Baroness Alicia Kennedy, the director of Generation Rent, is also critical of the Budget – and she doesn’t restrict her comments to the rental sector.

“Rishi Sunak says this Budget protects jobs, but we know that redundancies are already rising at a faster rate than the 2008 financial crisis. Two in five private renters are now relying on benefits and 715,000 households don’t get enough Universal Credit to cover their rent” she claims.

“This Budget has done nothing to help those without jobs protect their homes. The Chancellor ignored the very real rent debt crisis and without government action renters will have no protection from eviction and homelessness. We need a Covid Rent Debt Fund to clear arrears and an extension to the eviction ban as long as restrictions are in place.”

The Baroness continues: “Instead, the Chancellor has announced 95 per cent mortgages, which is completely out of touch when 60 per cent of private renters had no savings at the start of the pandemic and another 18 per cent have had to use savings to pay their rent in the past year.

“The government tried a mortgage guarantee scheme eight years ago and all it did was push up house prices, while another half a million households have got stuck renting over the same period.
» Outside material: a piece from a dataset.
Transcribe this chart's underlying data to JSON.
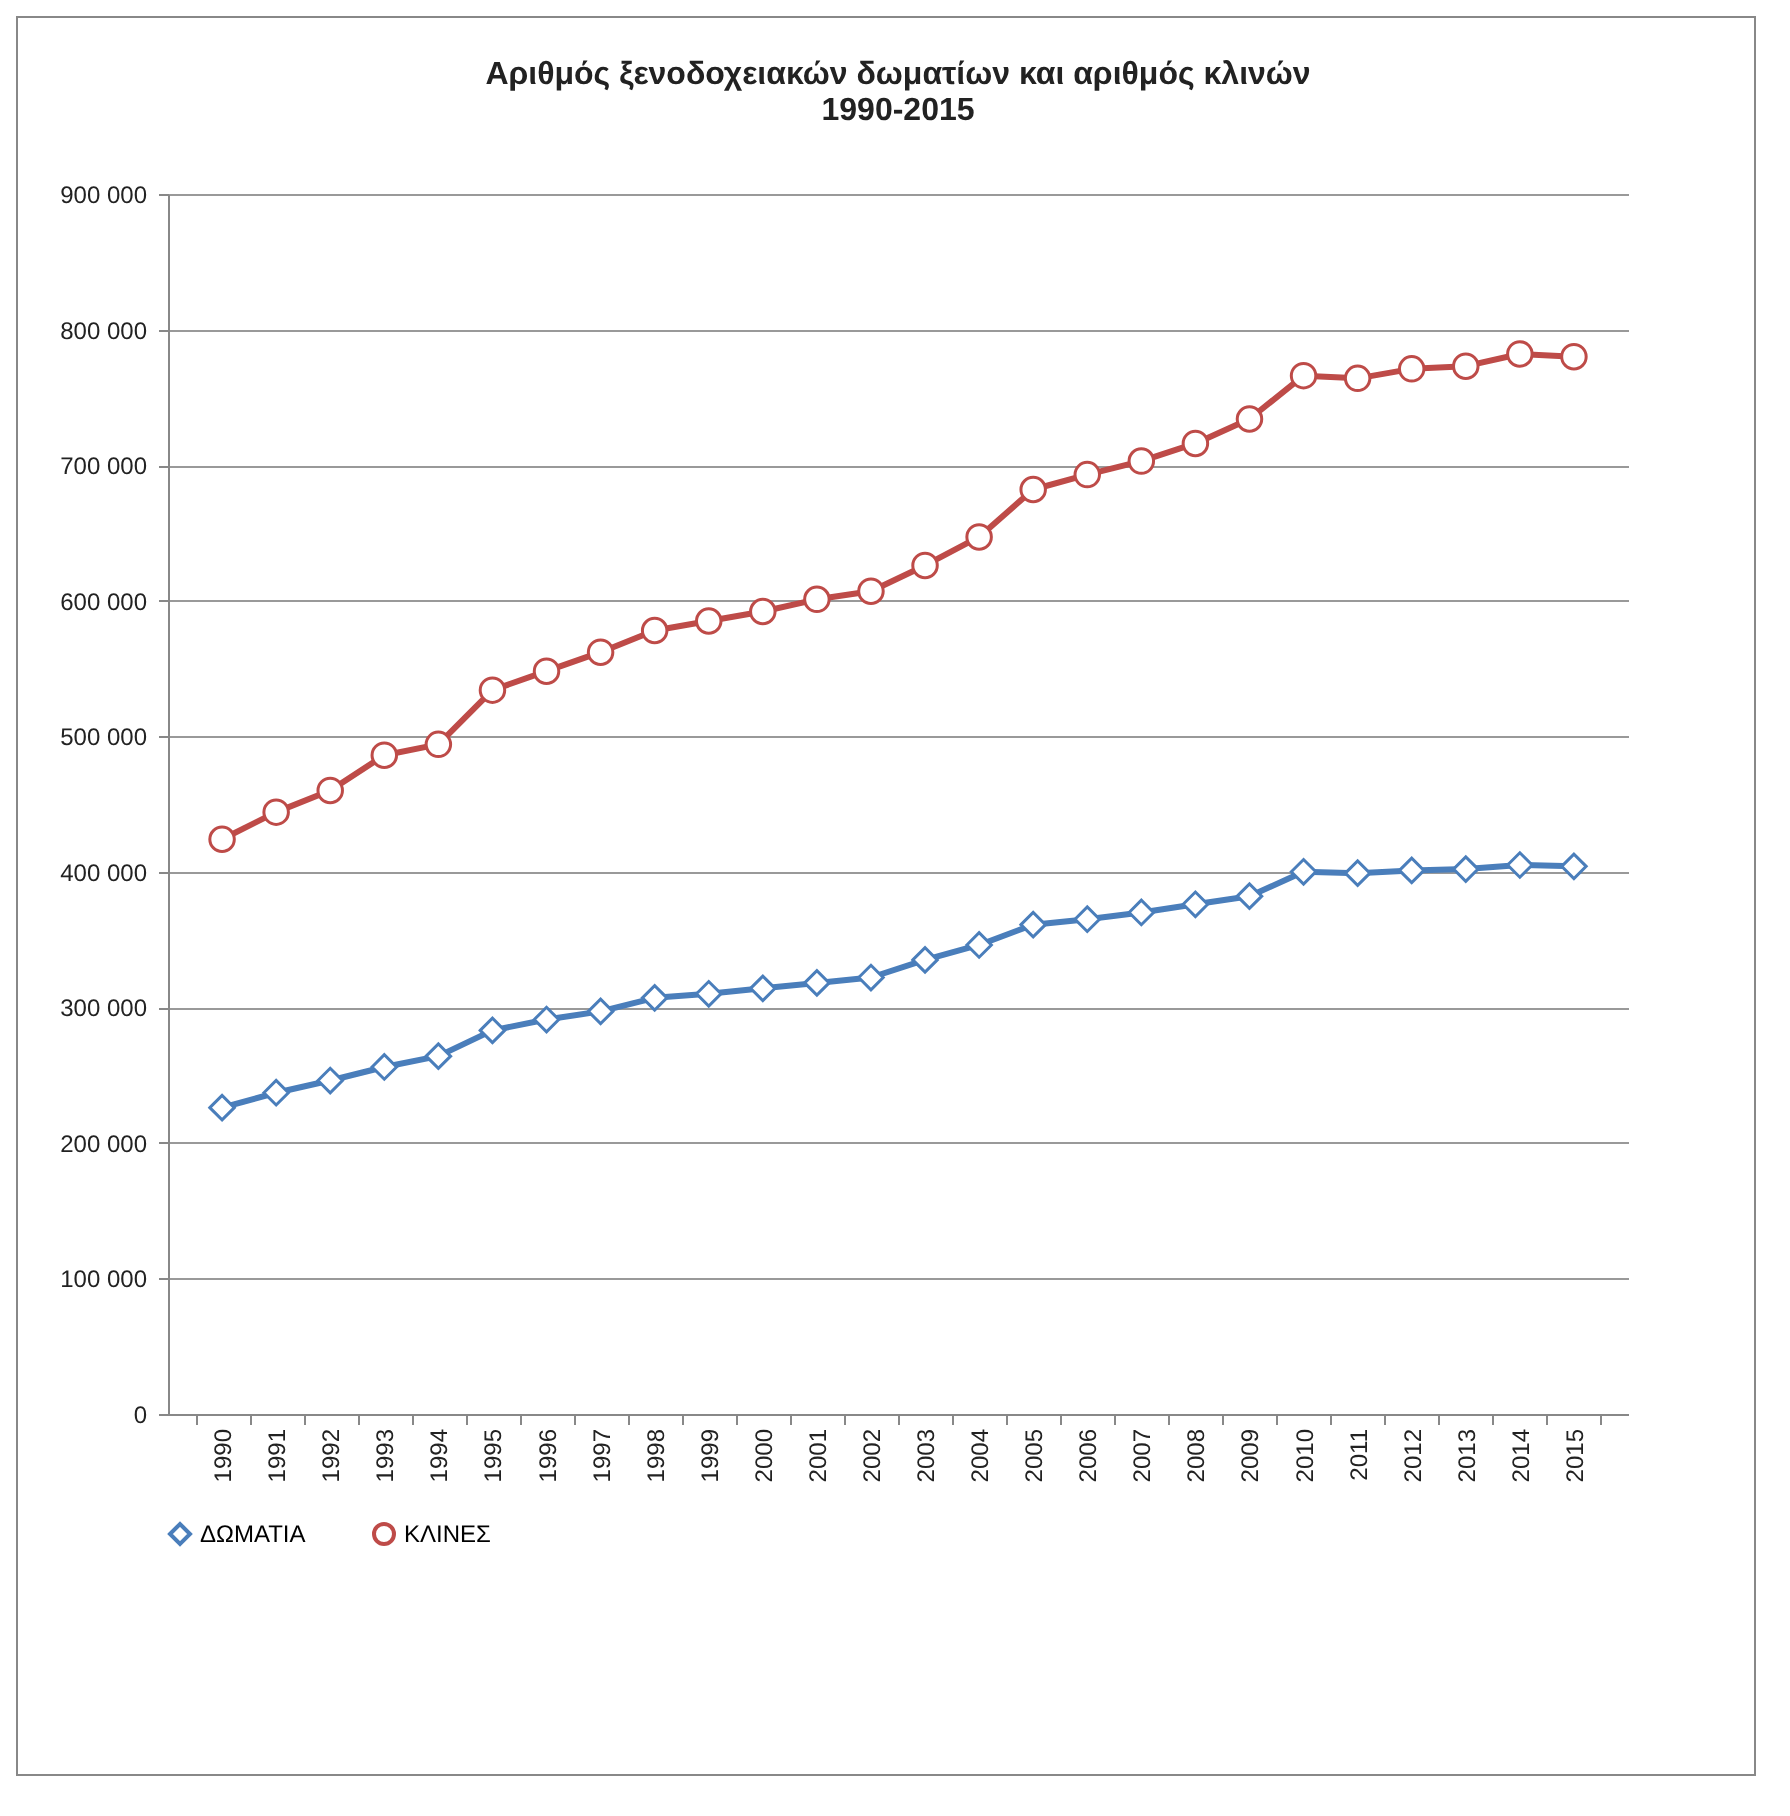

Stoking demand with more lending and extending the stamp duty holiday will not fix the underlying shortage of homes available to buy.”

On the stamp duty extension, Propertymark’s policy adviser Mark Hayward says: “The extension of the stamp duty holiday to the end of June followed by the transition to the end of September is much needed to help prevent sales falling through as the initial deadline approaches. 

“We urge the governments in Scotland and Wales to follow the UK government’s lead on this. We know from our own research that failed sales cost estate agents more than £4,000 per sale and consumers more than £1,500 which is why we have called on government to rethink the stamp duty holiday timings. 

“This is good news for the market and will help maintain consumer confidence who are seeking to buy and sell in the coming months.”